In total, I ended up with 4 feeds added. The only feed, that I’ve I not mentioned, posts images from Steam Screenshots function. As these Steam Screen shots are uploaded when I choose to, was inclined to use this.

CURATING A FEED

Finally, I added this sites Instagram, which uses it’s own login method. Unlike the other feeds I picked, I felt like I didn’t really want to have my Instagram feed being posted straight away, but on my time table, not on the next free slot on the feed. This is where Curated Feeds come in to play. For each post in a Curated feed would allows me to pick a time or to add to the queue when I felt like it. Unlike Normal feeds, this could be pushed to the next slot in the queue, pushing any existing post back, or right there at that time. Once a post was in the queue, it was like any other post in the queue.

THOUGHTS ON PRO (AS A FREE USER)

So far, I’ve been covering the “basic” functions that the free users have. While the restrictions can seem tight, but Dlvr.it can act like an all in one posting app, with support for many social media accounts. While having only 10 posts per day is fine for one Twitter account, from a few feeds that rarely updates more than once per day. Another limit was that only one Twitter account could be used. The Paid Pro give you the ability to get around these limits.

A few additional “Pro only” options are to Repost content, which is useful keep the impression of new content every few hours.

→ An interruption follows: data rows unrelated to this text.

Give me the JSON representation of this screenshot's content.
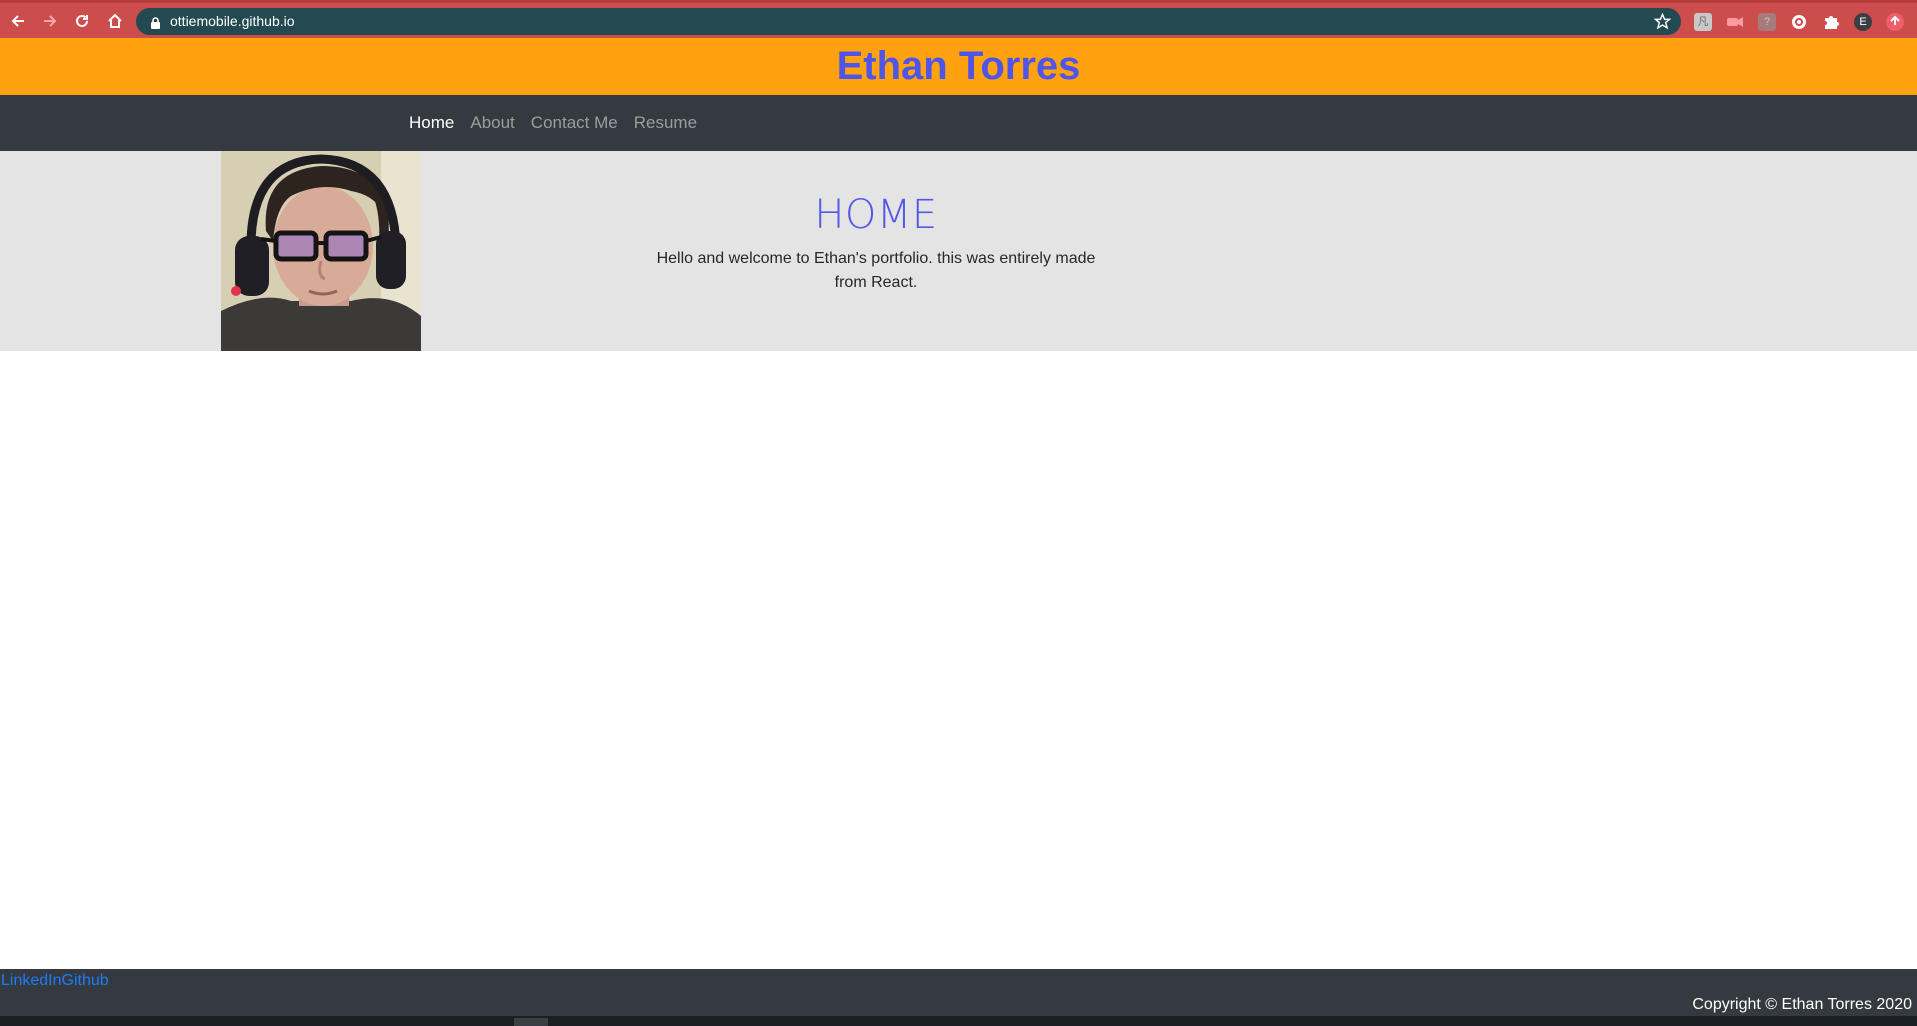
{
  "browser": {
    "url": "ottiemobile.github.io",
    "profile_initial": "E",
    "icons": [
      "back-arrow-icon",
      "forward-arrow-icon",
      "reload-icon",
      "home-icon",
      "lock-icon",
      "star-icon",
      "extensions-puzzle-icon"
    ],
    "theme_color": "#cd4c4c",
    "address_bar_color": "#244a51"
  },
  "header": {
    "title": "Ethan Torres",
    "background": "#fea20f",
    "title_color": "#4f55e8"
  },
  "nav": {
    "items": [
      {
        "label": "Home",
        "active": true
      },
      {
        "label": "About",
        "active": false
      },
      {
        "label": "Contact Me",
        "active": false
      },
      {
        "label": "Resume",
        "active": false
      }
    ],
    "background": "#343a40"
  },
  "hero": {
    "heading": "HOME",
    "text": "Hello and welcome to Ethan's portfolio. this was entirely made from React.",
    "heading_color": "#5359e6",
    "background": "#e4e4e4"
  },
  "footer": {
    "links": [
      "LinkedIn",
      "Github"
    ],
    "copyright": "Copyright © Ethan Torres 2020",
    "link_color": "#1f7bf2"
  }
}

Currently, I’m not that interested in using the features given the cost. This was more to keep my Twitter account becoming very stale, with months between posts, which it had.

FINAL THOUGHTS…

For what Dlvr.it says it does, it does deliver on the “promises” for the services I required, and does so in away I liked. While not as “hands-off” as I initially said, but then my “hands-on” is certainly alot less than I would be doing for every post manually. If I had to make every post manually, it would end up not get posted.

As for the Goal of making the Taken Wolves Youtube channel getting more views? Initially, I thought it didn’t work, I did see an improvement after some time working tweaking some parts. However was not just done by the work of Dlvr.it alone: That in itself worth it’s own topic.

 

EDITOR NOTE: All images of this Article has been edited to remove identifiable information for privacy reasons.